11:30 a.m.: Mexican federal prosecutor Martin Levario and officials from Mexico’s AFI/Sensitive Investigative Unit meet with officials from DEA, ICE and the U.S. Attorney’s Office. DEA provides the Mexican law enforcers with information needed to target Mexican State Judicial Police Commander Loya and his associates for arrest. The Mexican law enforcers also are provided with the location of the House of Death. The Mexican laws enforcers then ask for access to the informant, so that he can be debriefed to help in securing a search warrant for the House of Death. ICE refuses to make the informant Contreras available to the Mexican law enforcers.
4:00 p.m.: Mexican law enforcers inform U.S. law enforcers working on the Santillan case that formal statements of some sort are needed to support a search warrant for the House of Death. ICE officials agree to allow some of their agents (not the informant) to provide such statements.

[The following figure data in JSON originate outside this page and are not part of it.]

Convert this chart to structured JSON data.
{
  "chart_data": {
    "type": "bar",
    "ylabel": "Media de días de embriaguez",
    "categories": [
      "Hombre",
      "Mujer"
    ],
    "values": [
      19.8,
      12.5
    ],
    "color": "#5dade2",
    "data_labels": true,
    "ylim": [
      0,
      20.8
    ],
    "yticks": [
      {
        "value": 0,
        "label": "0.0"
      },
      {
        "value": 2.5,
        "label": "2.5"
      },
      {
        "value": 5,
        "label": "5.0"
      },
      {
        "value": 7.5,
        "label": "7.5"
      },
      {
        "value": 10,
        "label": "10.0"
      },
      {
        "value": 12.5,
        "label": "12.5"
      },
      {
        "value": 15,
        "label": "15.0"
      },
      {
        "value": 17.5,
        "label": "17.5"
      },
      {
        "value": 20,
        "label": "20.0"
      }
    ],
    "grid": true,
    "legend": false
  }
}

9:30 p.m.: DEA, ICE and Mexican law enforcers meet with canine officers from the Austin, Texas, Police Department to discuss searching the House of Death for bodies.

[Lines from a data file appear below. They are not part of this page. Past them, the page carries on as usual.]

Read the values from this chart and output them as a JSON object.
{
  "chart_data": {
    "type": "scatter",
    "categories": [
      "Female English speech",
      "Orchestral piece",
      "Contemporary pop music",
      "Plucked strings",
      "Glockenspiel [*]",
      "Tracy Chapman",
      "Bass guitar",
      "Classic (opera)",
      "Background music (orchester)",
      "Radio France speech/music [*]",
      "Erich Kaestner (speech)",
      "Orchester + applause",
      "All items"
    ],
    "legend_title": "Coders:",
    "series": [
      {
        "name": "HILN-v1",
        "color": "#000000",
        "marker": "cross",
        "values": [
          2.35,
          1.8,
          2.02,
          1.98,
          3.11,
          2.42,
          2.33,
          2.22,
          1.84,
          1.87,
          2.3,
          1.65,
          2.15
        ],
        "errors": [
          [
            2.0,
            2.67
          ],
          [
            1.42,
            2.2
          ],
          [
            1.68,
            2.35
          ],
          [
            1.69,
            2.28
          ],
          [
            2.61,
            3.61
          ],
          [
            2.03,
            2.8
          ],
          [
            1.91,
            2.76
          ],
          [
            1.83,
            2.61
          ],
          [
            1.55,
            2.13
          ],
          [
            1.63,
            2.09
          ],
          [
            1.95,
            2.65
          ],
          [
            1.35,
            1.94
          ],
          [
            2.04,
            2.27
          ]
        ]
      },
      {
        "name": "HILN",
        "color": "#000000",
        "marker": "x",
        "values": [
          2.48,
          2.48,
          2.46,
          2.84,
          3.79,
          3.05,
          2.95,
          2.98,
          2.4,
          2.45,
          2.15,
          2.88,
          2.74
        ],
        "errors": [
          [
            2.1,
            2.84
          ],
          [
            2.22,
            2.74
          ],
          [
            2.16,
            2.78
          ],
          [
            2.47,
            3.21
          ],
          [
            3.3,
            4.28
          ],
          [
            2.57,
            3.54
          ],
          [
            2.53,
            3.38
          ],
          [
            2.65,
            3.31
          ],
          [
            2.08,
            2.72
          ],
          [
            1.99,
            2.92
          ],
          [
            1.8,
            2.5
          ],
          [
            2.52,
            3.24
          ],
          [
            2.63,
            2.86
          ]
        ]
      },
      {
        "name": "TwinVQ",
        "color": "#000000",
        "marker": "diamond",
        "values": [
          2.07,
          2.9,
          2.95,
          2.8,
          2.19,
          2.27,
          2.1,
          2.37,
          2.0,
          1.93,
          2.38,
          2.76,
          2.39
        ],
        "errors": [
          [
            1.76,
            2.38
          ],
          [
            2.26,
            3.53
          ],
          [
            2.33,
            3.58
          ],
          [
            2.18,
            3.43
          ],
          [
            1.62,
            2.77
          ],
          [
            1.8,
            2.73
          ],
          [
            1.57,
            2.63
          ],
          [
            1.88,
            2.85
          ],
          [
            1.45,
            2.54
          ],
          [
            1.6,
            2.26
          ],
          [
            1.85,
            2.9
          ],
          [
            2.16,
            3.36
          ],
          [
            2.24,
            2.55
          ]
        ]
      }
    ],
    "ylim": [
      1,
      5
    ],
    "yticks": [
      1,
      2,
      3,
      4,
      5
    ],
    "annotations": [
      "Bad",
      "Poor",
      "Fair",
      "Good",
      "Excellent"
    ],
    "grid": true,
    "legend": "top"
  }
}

10:00 a.m.: Mexican law enforcers finally obtain a search warrant for the House of Death.
12:00 p.m.: Mexican federal police secure the House of Death to prepare it for a body search. The Austin Police Department dogs pick up on a scent in several locations in the backyard of the house. DEA and ICE agents are present as observers.
2:00 p.m.: A bobcat front loader is employed to begin digging for the bodies.
3:36 p.m.: Loya contacts the informant Contreras. Additional phone calls are made, some of which are recorded. Loya discusses a plan to sneak across the border into the United States with some of his associates.
8:00 p.m.: The first body is unearthed in the backyard of the House of Death. Digging then continues by hand.
11:00 p.m.: A second body is found.
12:00 p.m.: A third body is found.
2:10 p.m.: Loya again contacts the informant, indicating he wants to meet. Loya inquires about the whereabouts of Santillan; he also indicates that he is looking into what is going down. Loya asks Contreras to change his phone number as soon as possible and to then call him with the new number.
DEA agents discover that Loya is reaching out to the informant. DEA and ICE officials discuss a possible lure of Loya to a border point of entry, so that Mexican law enforcers can arrest him. It is suggested that the informant is in an ideal position to entice Loya to meet him at a location along the border.
12:00 p.m.: ICE and DEA management meet. DEA officials ask that the informant immediately contact Loya to lure him to the border. ICE officials shoot the plan down, indicating that such a strategy won’t work and that it could compromise the informant Contreras. DEA officials suggest that Contreras at least continue telephone contact with Loya to gather intelligence. They discuss the fact that Contreras’ current telephone number is being tapped and determine that if the telephone number is changed, as Loya suggested, but the same telephone is still used, then the phone could continue to be monitored.
Seven additional bodies are found at the House of Death, one of which is wrapped in a newspaper dated Jan. 14, 2004. Mexican law enforcers also find a hole that contains a pile of clothing.
11:00 p.m.: DEA agents meet with Mexican federal agents, who provide the U.S. law enforcers with photos of a Mexican State Judicial Police officer. He is identified as one of the plainclothes officers who assisted in the traffic stop of DEA agent McBrayer on Jan. 14. The informant Contreras later identifies the same Mexican cop as one of the executioners in the House of Death murders.